Probably Sheffield’s best known suburban drag, Ecclesall Road was built in the early 19th century.

The road, considered now to be one of the city’s trendiest thoroughfares with dozens of quirky shops, used to run as a turnpike between Sheffield and Chapel-en-le-Frith, now in the Peak District.

Coaches headed south from Sheffield town centre (it was a town until 1893) would pay their first toll at Hunter’s Bar.

Read more stories about Sheffield and Yorkshire’s fascinating and sometimes gruesome history here.

The toll at Hunter’s Bar was abolished in 1884 and the tollhouse was demolished. However, the gate posts were preserved and remain in the centre of Hunter’s Bar roundabout.

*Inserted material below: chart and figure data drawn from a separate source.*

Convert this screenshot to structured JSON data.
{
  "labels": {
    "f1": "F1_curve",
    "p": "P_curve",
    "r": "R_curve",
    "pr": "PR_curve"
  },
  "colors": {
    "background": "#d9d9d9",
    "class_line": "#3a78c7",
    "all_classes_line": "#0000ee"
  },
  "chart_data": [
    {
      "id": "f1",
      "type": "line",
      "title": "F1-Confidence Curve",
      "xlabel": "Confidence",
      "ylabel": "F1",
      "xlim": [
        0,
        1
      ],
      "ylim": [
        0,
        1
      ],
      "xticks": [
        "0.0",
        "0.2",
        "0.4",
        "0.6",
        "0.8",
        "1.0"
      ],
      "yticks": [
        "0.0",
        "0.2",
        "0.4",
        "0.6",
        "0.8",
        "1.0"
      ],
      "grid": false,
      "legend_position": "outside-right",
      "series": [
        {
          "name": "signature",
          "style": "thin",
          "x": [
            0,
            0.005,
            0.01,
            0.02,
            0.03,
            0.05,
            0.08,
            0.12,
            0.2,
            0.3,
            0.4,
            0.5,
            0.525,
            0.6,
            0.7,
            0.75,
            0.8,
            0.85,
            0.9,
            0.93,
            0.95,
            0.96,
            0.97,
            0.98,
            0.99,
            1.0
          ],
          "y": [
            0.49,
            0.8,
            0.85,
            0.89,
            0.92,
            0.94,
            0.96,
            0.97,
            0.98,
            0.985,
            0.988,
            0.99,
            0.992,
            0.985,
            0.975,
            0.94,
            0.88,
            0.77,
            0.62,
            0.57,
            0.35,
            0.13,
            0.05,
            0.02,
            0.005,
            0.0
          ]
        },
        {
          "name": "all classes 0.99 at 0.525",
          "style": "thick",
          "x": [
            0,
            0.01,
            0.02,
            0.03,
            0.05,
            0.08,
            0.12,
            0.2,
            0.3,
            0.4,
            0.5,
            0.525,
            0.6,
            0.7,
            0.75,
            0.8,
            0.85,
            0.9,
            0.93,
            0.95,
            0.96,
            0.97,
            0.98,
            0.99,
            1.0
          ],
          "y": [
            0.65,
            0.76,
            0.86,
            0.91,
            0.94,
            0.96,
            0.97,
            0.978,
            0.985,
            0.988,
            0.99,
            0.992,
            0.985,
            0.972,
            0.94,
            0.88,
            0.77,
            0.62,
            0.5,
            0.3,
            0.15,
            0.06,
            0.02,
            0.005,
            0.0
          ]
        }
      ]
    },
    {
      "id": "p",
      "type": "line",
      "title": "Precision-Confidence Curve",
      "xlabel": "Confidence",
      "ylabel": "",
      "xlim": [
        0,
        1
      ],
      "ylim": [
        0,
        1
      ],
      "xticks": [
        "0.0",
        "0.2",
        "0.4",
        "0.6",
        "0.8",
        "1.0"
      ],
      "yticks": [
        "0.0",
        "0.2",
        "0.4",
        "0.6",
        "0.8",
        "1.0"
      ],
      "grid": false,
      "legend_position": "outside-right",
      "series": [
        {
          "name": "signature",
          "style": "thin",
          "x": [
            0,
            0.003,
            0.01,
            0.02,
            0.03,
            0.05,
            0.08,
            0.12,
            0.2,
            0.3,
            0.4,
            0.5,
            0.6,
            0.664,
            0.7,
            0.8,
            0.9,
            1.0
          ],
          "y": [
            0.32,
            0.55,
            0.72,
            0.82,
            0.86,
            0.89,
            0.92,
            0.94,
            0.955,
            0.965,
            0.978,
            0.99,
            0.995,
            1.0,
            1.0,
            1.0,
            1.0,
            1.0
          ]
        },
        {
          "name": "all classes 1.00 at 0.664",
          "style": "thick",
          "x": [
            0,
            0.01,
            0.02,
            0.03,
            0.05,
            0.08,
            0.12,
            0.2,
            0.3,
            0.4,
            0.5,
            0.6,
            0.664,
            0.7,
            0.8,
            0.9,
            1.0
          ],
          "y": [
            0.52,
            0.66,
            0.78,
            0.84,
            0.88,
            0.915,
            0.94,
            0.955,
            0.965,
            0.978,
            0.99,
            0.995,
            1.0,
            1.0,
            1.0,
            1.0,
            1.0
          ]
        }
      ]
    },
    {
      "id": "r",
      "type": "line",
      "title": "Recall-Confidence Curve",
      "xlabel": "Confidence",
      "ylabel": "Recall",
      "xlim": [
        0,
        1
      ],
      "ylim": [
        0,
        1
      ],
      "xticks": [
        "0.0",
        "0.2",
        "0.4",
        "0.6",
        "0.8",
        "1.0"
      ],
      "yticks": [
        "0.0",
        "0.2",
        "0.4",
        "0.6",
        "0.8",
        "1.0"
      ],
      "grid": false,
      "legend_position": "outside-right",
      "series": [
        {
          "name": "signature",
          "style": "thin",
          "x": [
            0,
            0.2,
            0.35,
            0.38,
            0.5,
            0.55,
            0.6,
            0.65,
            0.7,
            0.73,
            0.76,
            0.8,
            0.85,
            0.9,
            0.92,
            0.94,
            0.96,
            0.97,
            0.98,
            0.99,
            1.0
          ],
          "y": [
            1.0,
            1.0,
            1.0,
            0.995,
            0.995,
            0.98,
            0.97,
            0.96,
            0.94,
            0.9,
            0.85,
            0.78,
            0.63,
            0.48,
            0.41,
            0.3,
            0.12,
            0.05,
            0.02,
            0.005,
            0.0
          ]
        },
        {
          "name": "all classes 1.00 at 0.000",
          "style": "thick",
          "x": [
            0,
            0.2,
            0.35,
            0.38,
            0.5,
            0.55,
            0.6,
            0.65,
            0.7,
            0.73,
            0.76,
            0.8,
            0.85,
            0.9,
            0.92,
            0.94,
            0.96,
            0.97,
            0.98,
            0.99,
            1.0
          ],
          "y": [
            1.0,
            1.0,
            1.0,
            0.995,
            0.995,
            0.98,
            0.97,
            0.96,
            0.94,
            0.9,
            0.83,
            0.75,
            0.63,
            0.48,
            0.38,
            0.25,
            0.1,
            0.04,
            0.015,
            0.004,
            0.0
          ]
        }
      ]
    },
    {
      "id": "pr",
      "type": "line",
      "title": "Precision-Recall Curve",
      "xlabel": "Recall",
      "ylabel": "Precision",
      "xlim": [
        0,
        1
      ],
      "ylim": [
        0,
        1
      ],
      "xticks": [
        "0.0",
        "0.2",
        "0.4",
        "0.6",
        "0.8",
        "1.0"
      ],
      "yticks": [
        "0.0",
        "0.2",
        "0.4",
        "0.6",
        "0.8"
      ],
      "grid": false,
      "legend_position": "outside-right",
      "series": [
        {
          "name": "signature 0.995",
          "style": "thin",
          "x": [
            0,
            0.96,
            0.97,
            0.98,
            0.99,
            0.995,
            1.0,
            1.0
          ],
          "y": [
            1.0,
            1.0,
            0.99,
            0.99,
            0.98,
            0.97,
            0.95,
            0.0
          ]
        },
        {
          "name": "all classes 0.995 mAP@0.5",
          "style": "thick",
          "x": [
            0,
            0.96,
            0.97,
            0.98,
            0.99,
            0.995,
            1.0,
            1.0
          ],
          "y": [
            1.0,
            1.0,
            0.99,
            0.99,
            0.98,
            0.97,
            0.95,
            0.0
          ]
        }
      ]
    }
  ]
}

In the early 20th century Ecclesall Road became a tramway, as the photos below show.

But the tramway was one of the first to close, shutting down in 1954 despite a petition with 11,000 signatures to keep it running.

Ecclesall Road used to run from the junction of London Road and Cemetery Road but the road was shortened when Sheffield’s inner ring road was built in the 1960s.

Today Ecclesall Road is one the Sheffield’s most desirable places to live. With its range of independent businesses, restaurants and bars it is popular with students and the city’s more affluent residents.

Hunter’s Bar was introduced to people outside the Steel City in the song Fake Tales of San Francisco by Sheffield’s own Arctic Monkeys.

“He talks of San Francisco, he’s from Hunter’s Bar,” sings lead singer Alex Turner on the band’s 2006 debut album Whatever People Say I Am, That’s What I’m Not.